Fix concurrent refresh of tokens by jkakavas · Pull Request #55114 · elastic/elasticsearch

jkakavas · 2020-04-13T13:57:26Z

Our handling for concurrent refresh of access tokens suffered from
a race condition where:

Thread A has just finished with updating the existing token
document, but hasn't stored the new tokens in a new document
yet
Thread B attempts to refresh the same token and since the
original token document is marked as refreshed, it decrypts and
gets the new access token and refresh token and returns that to
the caller of the API.
The caller attempts to use the newly refreshed access token
immediately and gets an authentication error since Thread a still
hasn't finished writing the document.

This commit changes the behavior so that Thread B, would first try
to do a Get request for the token document where it expects that
the access token it decrypted is stored(with exponential backoff)
and will not respond until it can verify that it reads it in the
tokens index. That ensures that we only ever return tokens in a
response if they are already valid and can be used immediately

It also adjusts
TokenAuthIntegTests#testRefreshingMultipleTimesWithinWindowSucceeds
to test authenticating with the tokens each thread receives,
which fails without the fix.

Resolves: #54289

Our handling for cncurrent refresh of access tokens suffered from a race condition where: 1. Thread A has just finished with updating the existing token document, but hasn't stored the new tokens in a new document yet 2. Thread B attempts to refresh the same token and since the original token document is marked as refreshed, it decrypts and gets the new access token and refresh token and returns that to the caller of the API. 3. The caller attempts to use the newly refreshed access token immediately and gets an authentcation error since Thread a still hasn't finished writing the document. This commit changes the behavior so that Thread B, would first try to do a Get request for the token document where it expects that the access token it decrypted is stored(with exponential backoff) and will not respond until it can verify that it reads it in the tokens index. That ensures that we only ever return tokens in a response if they are already valid and can be used immediately It also adjusts TokenAuthIntegTests#testRefreshingMultipleTimesWithinWindowSucceeds to test authenticating with the tokens each thread receives, which fails without the fix. Resolves: elastic#54289

elasticmachine · 2020-04-13T13:57:28Z

Pinging @elastic/es-security (:Security/Authentication)

…fresh-and-authn

ywangd

A few minor comments. Otherwise LGTM

ywangd · 2020-04-14T02:56:40Z

x-pack/plugin/security/src/main/java/org/elasticsearch/xpack/security/authc/TokenService.java

+                            if (backoff.hasNext()) {
+                                logger.info("could not get token document [{}] that should have been created, retrying", tokenDocId);
+                                client.threadPool().schedule(() -> getTokenDocAsync(tokenDocId, tokensIndex, this),
+                                    backoff.next(), GENERIC);
+                            } else {
+                                logger.warn("could not get token document [{}] that should have been created after all retries",
+                                    tokenDocId);
+                                onFailure.accept(invalidGrantException("could not refresh the requested token"));
+                            }


Maybe extract this logic into a consumer? It can be reused for the onReponse part as well.

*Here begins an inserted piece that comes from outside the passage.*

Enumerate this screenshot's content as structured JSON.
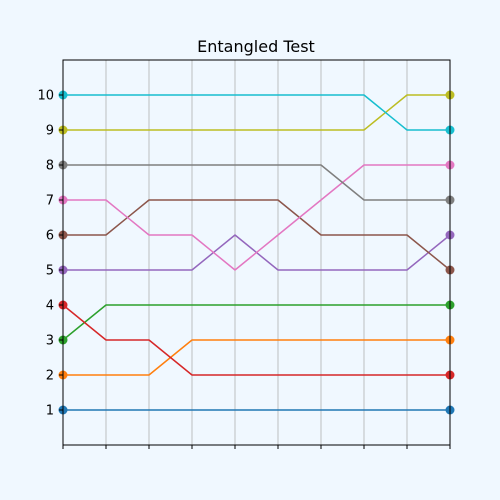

ywangd · 2020-04-14T03:00:15Z

...lugin/security/src/test/java/org/elasticsearch/xpack/security/authc/TokenAuthIntegTests.java

        assertThat(failed.get(), equalTo(false));
-        // Assert that we only ever got one access_token/refresh_token pair
-        assertThat(tokens.stream().distinct().collect(Collectors.toList()).size(), equalTo(1));
+        // Assert that we only ever got one anot(contccess_token/refresh_token pair


anot(contccess_token - probably some random extra keystrokes?

ywangd · 2020-04-14T03:06:10Z

...lugin/security/src/test/java/org/elasticsearch/xpack/security/authc/TokenAuthIntegTests.java

+        assertThat((int) tokens.stream().distinct().count(), equalTo(1));
+        // Assert that all requests from all threads could authenticate at the time they received the access token
+        // see: https://github.com/elastic/elasticsearch/issues/54289
+        assertThat(authStatuses, not(hasItem(RestStatus.UNAUTHORIZED)));


nits: alternatively, maybe we could verify all statuses are OK since getAuthenticationResponseCode always returns OK when no exception is thrown. It feels more precise.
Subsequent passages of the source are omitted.